Dimanche 15 mars 2026, lors de la cérémonie des Oscars à Los Angeles, la directrice de la photographie américaine Autumn Durald Arkapaw est entrée dans l’histoire. Récompensée pour son travail sur Sinners de Ryan Coogler, elle devient la première femme à remporter l’Oscar de la meilleure photographie depuis la création de la catégorie en 1929.

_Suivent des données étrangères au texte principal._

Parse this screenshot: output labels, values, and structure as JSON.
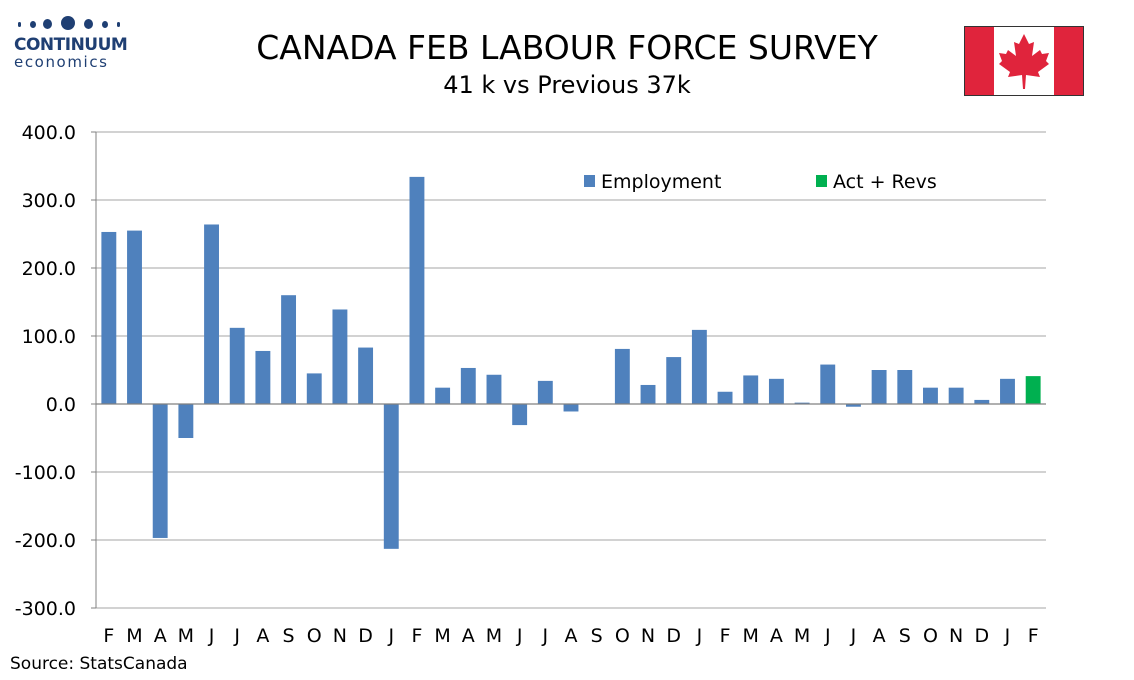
{
  "logo": {
    "line1": "CONTINUUM",
    "line2": "economics"
  },
  "header": {
    "title": "CANADA FEB LABOUR FORCE SURVEY",
    "subtitle": "41 k vs Previous 37k"
  },
  "flag": {
    "name": "canada-flag-icon",
    "red": "#E0243C",
    "white": "#FFFFFF"
  },
  "source": "Source: StatsCanada",
  "colors": {
    "employment": "#4F81BD",
    "act_revs": "#00B050",
    "grid": "#A6A6A6",
    "axis": "#808080",
    "logo": "#1F3F73"
  },
  "chart_data": {
    "type": "bar",
    "ylim": [
      -300,
      400
    ],
    "yticks": [
      400,
      300,
      200,
      100,
      0,
      -100,
      -200,
      -300
    ],
    "ytick_labels": [
      "400.0",
      "300.0",
      "200.0",
      "100.0",
      "0.0",
      "-100.0",
      "-200.0",
      "-300.0"
    ],
    "grid": true,
    "legend_position": "top-right",
    "categories": [
      "F",
      "M",
      "A",
      "M",
      "J",
      "J",
      "A",
      "S",
      "O",
      "N",
      "D",
      "J",
      "F",
      "M",
      "A",
      "M",
      "J",
      "J",
      "A",
      "S",
      "O",
      "N",
      "D",
      "J",
      "F",
      "M",
      "A",
      "M",
      "J",
      "J",
      "A",
      "S",
      "O",
      "N",
      "D",
      "J",
      "F"
    ],
    "series": [
      {
        "name": "Employment",
        "values": [
          253,
          255,
          -197,
          -50,
          264,
          112,
          78,
          160,
          45,
          139,
          83,
          -213,
          334,
          24,
          53,
          43,
          -31,
          34,
          -11,
          null,
          81,
          28,
          69,
          109,
          18,
          42,
          37,
          2,
          58,
          -4,
          50,
          50,
          24,
          24,
          6,
          37,
          null
        ]
      },
      {
        "name": "Act + Revs",
        "values": [
          null,
          null,
          null,
          null,
          null,
          null,
          null,
          null,
          null,
          null,
          null,
          null,
          null,
          null,
          null,
          null,
          null,
          null,
          null,
          null,
          null,
          null,
          null,
          null,
          null,
          null,
          null,
          null,
          null,
          null,
          null,
          null,
          null,
          null,
          null,
          null,
          41
        ]
      }
    ]
  }
}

Dans l’histoire des Oscars, ce prix est l’un des plus masculins. Avant elle, seules quelques femmes avaient réussi à être nommées, dont Rachel Morrison pour Mudbound en 2018 ou Ari Wegner pour The Power of the Dog en 2022. Aucune n’avait encore gagné. Mais au-delà du symbole, c’est son discours qui a marqué la soirée. Sur scène, Autumn Durald Arkapaw a interrompu ses remerciements pour s’adresser directement aux femmes présentes dans la salle. « J’aimerais que toutes les femmes dans cette salle se lèvent, parce que je sais que je ne serais pas arrivée ici sans vous ». La cheffe-opératrice a poursuivi visiblement émue : « ’ai ressenti tellement d’amour de la part des femmes tout au long de cette campagne. Des moments comme celui-ci arrivent grâce à vous. »
Ce moment a transformé son Oscar individuel en victoire collective. Car dans les métiers techniques du cinéma — et particulièrement dans les départements image — les femmes restent encore très minoritaires. Âgée de 46 ans, Autumn Durald Arkapaw s’est imposée ces dernières années comme l’une des directrices de la photographie les plus remarquées d’Hollywood. Formée à l’American Film Institute, elle s’est d’abord illustrée dans le cinéma indépendant avant de signer l’image de projets très visibles, comme Black Panther: Wakanda Forever ou la série Loki.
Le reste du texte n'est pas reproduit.